Immediately the lead European Observer Mission arrived in Kenya, the first statement made was in relation to prospects of violence. So, throughout the election process, it seemed, that they would focus most of their efforts in trying to persuade the opposition not to react to anything. They were ready to let anything go – as long as the opposition didn’t react. This, to an extent in which they didn’t observe the actual violence taking place. The obsession was on citizen versus citizen form of violence – which never took place. Instead, only poor citizens were meted with police brute violence to the extent of infant ones, as little as six (6) Month old baby losing its life.
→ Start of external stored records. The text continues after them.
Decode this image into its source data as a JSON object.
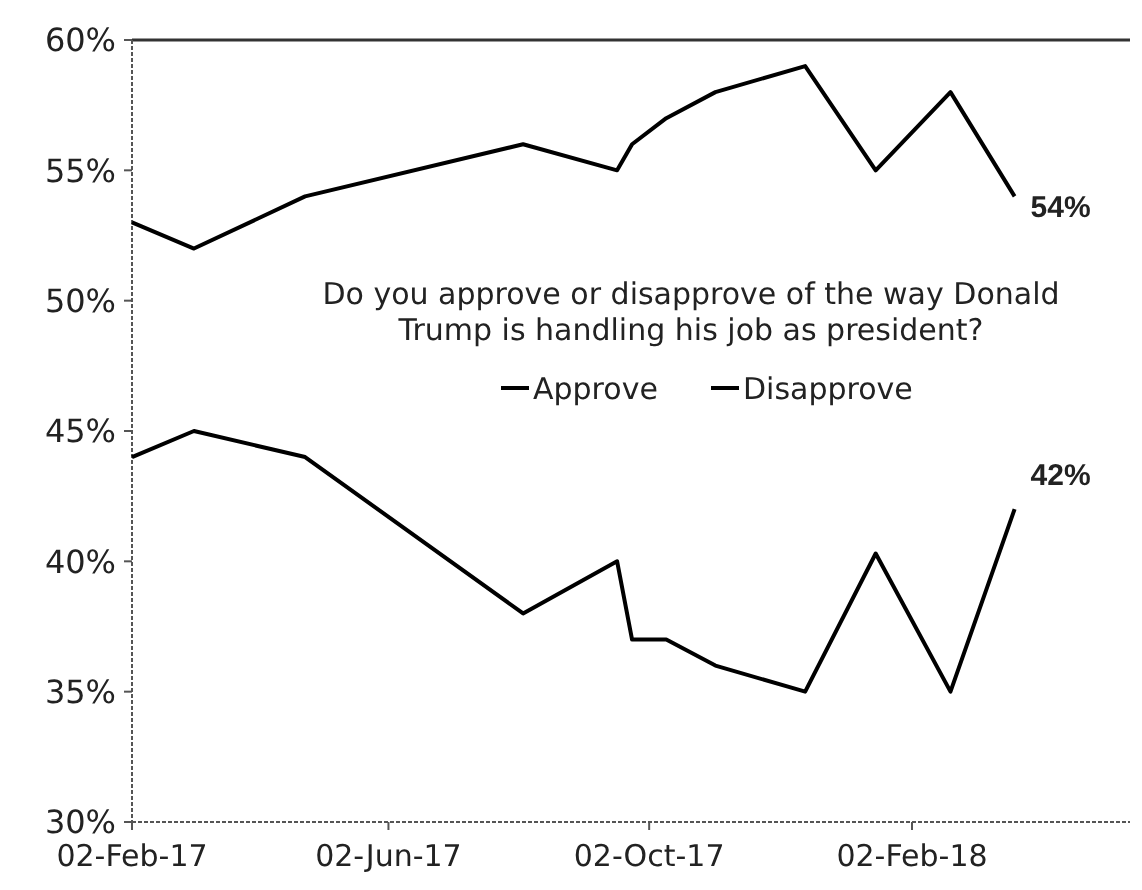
{
  "chart_data": {
    "type": "line",
    "x": [
      "2017-02-02",
      "2017-03-03",
      "2017-04-24",
      "2017-08-04",
      "2017-09-17",
      "2017-09-24",
      "2017-10-10",
      "2017-11-02",
      "2017-12-14",
      "2018-01-16",
      "2018-02-20",
      "2018-03-22"
    ],
    "series": [
      {
        "name": "Approve",
        "color": "#000000",
        "values": [
          44,
          45,
          44,
          38,
          40,
          37,
          37,
          36,
          35,
          40.3,
          35,
          42
        ],
        "value_labels": [
          null,
          null,
          null,
          null,
          null,
          null,
          null,
          null,
          null,
          null,
          null,
          "42%"
        ]
      },
      {
        "name": "Disapprove",
        "color": "#000000",
        "values": [
          53,
          52,
          54,
          56,
          55,
          56,
          57,
          58,
          59,
          55,
          58,
          54
        ],
        "value_labels": [
          null,
          null,
          null,
          null,
          null,
          null,
          null,
          null,
          null,
          null,
          null,
          "54%"
        ]
      }
    ],
    "annotations": [
      "Do you approve or disapprove of the way Donald Trump is handling his job as president?"
    ],
    "xlim": [
      "2017-02-02",
      "2018-05-15"
    ],
    "xticks": [
      {
        "value": "2017-02-02",
        "label": "02-Feb-17"
      },
      {
        "value": "2017-06-02",
        "label": "02-Jun-17"
      },
      {
        "value": "2017-10-02",
        "label": "02-Oct-17"
      },
      {
        "value": "2018-02-02",
        "label": "02-Feb-18"
      }
    ],
    "ylim": [
      30,
      60
    ],
    "yticks": [
      {
        "value": 30,
        "label": "30%"
      },
      {
        "value": 35,
        "label": "35%"
      },
      {
        "value": 40,
        "label": "40%"
      },
      {
        "value": 45,
        "label": "45%"
      },
      {
        "value": 50,
        "label": "50%"
      },
      {
        "value": 55,
        "label": "55%"
      },
      {
        "value": 60,
        "label": "60%"
      }
    ],
    "legend": "center",
    "marker": "none",
    "line_style": "solid"
  }
}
This begging the question, was the exercise meant to observe a democratic process, or just influence – through their posture – whatever outcome? This bearing in mind interest that lead observers and their Countries of origin also have with respect to the African Country being observed.
Having been actively engaged in civic engagement and education, especially to young people of my age during this election period, I can confirm that young people in Kenya were and still are, not ready to fight each other irrespective of their political divide. They claim that they are too hungry to do so, and they would really want to be done with this election process as fast. Majority are not much obsessed with who wins the presidency (apart from a few sycophants here and there) – but the obsession with a sizeable majority is that the election be free, fair and credible regardless of who wins.
Kenyans are very assertive politically, and one of the reasons young people from both political divides are interested in a credible process, is because they know too well that it is only a credible process that will one day make a son or daughter of a peasant farmer -who doesn’t come from the current crop of moneyed elites – President.
And that credible process begins now – thanks to Chief Justice David Maraga.